The losing battle

A quick check of my POP3 inbox reveals 175 unresponded and unread emails dating back to November last year. If I look at my Gmail account, I see 754 unread messages.

I don't think they'll be read any time soon. I'm fighting a losing battle against email. The more I lose control of it, the less inclined I am to even check it any more -- the sheer volume of mail is a cue for me to lunge for the 'close' button.

Sure, I pick my email over every week or so, looking for anything especially urgent or relevant or interesting. But I put it aside to respond to later. Like when my inbox is tidy again. And I hurry, and miss things. So the conclusion is inescapable: right now, and for the last couple of months at least, email is not an effective way to reach me and get a response.

The correct action to take in response to this situation is fairly obvious -- clean out my inboxes.
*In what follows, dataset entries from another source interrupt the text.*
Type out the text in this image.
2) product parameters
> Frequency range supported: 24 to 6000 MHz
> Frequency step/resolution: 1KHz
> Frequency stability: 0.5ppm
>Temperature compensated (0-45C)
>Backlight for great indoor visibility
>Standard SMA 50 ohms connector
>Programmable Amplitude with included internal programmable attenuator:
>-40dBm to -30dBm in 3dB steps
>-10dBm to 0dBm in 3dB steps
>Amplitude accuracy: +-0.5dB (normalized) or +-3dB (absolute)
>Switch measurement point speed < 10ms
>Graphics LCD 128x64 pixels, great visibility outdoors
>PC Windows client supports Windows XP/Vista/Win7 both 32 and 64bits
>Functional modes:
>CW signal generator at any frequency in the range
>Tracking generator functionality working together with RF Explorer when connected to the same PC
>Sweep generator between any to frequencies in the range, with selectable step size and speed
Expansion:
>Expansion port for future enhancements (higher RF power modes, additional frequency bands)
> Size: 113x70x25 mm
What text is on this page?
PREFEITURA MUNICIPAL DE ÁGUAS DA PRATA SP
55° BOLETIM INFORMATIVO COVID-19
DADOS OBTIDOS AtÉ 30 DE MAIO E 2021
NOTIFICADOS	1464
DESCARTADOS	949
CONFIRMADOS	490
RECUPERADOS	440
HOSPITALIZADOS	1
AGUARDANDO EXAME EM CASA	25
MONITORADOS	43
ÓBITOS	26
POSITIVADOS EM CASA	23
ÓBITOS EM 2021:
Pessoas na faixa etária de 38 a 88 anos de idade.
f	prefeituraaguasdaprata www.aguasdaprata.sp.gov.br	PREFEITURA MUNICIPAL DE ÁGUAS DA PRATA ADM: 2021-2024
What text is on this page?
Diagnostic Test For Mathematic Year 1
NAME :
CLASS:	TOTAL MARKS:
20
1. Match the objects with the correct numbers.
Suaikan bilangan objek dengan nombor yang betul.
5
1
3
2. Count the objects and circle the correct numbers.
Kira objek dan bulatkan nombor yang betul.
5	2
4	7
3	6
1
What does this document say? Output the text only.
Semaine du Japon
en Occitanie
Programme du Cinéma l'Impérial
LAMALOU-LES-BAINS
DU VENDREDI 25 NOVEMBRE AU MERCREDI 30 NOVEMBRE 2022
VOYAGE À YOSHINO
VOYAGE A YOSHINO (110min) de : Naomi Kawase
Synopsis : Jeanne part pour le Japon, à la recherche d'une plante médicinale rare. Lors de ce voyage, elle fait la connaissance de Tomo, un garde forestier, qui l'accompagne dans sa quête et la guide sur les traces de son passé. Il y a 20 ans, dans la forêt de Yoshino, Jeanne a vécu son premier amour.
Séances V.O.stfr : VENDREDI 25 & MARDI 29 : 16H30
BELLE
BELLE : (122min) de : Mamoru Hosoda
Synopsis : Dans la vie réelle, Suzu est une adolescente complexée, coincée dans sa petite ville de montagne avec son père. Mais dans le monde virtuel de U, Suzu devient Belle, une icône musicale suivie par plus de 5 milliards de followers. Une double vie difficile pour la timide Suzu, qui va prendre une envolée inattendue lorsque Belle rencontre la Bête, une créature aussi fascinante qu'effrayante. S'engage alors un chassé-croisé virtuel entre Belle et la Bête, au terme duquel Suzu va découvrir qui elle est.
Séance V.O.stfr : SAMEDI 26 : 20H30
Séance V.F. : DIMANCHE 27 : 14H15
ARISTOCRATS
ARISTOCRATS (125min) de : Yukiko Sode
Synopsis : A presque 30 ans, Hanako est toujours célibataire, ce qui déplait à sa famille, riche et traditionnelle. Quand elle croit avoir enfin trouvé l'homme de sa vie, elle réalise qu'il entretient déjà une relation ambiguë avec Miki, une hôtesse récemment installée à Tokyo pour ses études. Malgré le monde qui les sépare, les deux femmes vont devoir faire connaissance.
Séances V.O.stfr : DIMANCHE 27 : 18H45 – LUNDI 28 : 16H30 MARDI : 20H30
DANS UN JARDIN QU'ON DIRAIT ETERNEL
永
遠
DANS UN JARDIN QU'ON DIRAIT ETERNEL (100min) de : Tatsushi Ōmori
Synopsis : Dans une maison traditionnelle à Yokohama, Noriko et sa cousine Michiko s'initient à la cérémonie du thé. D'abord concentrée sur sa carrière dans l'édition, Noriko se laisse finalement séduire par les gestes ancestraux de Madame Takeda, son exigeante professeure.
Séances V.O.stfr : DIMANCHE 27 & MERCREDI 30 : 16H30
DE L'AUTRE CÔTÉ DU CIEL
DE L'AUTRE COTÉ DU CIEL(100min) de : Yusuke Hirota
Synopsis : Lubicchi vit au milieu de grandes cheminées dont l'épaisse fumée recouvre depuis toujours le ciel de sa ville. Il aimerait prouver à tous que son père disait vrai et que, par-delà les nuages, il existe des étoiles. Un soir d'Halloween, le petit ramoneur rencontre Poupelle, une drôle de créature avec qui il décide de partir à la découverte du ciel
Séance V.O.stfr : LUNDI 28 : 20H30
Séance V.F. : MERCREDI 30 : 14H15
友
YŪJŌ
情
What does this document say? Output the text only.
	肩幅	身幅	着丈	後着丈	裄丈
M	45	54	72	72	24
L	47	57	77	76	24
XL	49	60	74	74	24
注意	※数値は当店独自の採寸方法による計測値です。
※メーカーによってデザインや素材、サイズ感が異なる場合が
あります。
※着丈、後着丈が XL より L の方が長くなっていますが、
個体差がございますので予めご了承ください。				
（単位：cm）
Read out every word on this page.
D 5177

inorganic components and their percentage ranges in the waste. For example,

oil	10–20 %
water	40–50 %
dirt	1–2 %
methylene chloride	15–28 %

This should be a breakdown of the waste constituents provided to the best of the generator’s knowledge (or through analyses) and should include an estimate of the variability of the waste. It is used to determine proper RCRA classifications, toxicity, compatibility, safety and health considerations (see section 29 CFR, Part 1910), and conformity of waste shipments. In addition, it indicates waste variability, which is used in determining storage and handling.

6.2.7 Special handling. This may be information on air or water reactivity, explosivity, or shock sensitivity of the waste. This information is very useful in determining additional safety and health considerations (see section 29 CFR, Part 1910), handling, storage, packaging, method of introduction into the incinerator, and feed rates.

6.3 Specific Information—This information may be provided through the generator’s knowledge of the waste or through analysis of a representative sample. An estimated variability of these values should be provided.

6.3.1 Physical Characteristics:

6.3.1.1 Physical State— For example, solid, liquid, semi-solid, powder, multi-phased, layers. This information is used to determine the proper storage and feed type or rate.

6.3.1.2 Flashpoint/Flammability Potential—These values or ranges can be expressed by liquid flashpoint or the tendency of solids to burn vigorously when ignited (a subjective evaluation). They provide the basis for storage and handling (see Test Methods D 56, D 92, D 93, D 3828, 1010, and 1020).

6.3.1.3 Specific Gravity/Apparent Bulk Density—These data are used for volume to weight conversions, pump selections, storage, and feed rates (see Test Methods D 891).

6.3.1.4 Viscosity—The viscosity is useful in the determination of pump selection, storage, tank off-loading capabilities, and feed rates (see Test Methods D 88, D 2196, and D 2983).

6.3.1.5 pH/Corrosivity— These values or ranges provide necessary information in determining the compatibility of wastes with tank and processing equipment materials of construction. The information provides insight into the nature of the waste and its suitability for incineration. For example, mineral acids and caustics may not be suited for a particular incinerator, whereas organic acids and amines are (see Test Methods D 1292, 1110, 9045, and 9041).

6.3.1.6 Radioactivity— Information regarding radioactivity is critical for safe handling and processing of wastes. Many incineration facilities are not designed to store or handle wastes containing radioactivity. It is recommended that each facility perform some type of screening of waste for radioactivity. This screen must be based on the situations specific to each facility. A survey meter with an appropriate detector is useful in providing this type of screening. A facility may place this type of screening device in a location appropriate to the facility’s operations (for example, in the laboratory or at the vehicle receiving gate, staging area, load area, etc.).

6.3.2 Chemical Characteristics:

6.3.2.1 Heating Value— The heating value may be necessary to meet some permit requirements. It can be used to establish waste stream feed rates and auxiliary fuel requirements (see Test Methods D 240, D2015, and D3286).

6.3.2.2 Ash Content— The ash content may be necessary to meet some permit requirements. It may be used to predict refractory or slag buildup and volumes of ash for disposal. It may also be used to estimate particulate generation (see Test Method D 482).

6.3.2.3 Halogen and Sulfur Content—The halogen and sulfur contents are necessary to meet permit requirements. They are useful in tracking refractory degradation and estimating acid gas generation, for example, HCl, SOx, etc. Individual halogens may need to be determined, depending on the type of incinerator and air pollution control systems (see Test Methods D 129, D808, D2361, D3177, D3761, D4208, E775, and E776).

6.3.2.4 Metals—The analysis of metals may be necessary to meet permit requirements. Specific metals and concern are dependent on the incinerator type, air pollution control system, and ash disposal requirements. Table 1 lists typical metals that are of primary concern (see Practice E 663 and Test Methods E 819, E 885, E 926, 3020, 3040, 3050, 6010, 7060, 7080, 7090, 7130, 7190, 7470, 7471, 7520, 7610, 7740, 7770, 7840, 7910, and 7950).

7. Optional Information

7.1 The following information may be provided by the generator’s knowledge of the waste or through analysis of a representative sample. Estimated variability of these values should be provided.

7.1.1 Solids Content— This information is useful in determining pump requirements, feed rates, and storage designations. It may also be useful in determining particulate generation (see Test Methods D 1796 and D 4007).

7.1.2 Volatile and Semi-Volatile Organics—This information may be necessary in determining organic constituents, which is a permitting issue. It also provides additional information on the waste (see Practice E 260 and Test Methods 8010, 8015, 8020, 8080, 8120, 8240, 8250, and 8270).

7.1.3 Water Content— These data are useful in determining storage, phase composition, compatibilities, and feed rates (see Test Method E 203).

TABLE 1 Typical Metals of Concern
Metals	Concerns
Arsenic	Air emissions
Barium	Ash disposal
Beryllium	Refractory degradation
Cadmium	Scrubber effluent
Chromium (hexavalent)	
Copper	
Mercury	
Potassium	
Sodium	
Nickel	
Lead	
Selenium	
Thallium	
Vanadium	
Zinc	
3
Read or delete everything. Respond to the emails that need a reply. File everything neatly. Regain control. And if I had 12 spare consecutive hours with which to do so, I could do this, and would find peace once more in the feng shui of a tidy set of mail folders and an uncluttered, airy inbox. But the only practical way is to approach the problem a little at a time, aiming to go forward faster than the constant deluge of incoming traffic drags me backward.

The famous computer scientist Don Knuth abandoned email entirely in 1990, to the bemusement of his contemporaries. He tired of email before spam was a problem and when the internet was a millionth of its present size. Now it's 15 years later and some of us are starting to see his point.

I'm not going to stop using email, because unlike Knuth I still see the value in it, and also unlike Knuth, I don't have a personal secretary to handle my eBay invoices for me and print out correspondence I get from friends. But it is going to take me some time to sift through the backlog. I just unsubscribed from a few high-volume mailing lists. I'll miss reading them but I need my inbox back. And I'm getting started now on reducing the mess. Please don't stop emailing me, but don't anticipate a fast turnaround just yet; I have some work to do before email is useful again.

6 Comments

you get high-volume mailing list mails dumped into your inbox? no way to do some server-side filtering and use imap or something? (that way I can survive, # of mails in inbox: 39)

I've tried refiling mail with filters, but it doesn't work for me. When mail ends up in other folders I *never* end up reading it -- out of sight, out of mind.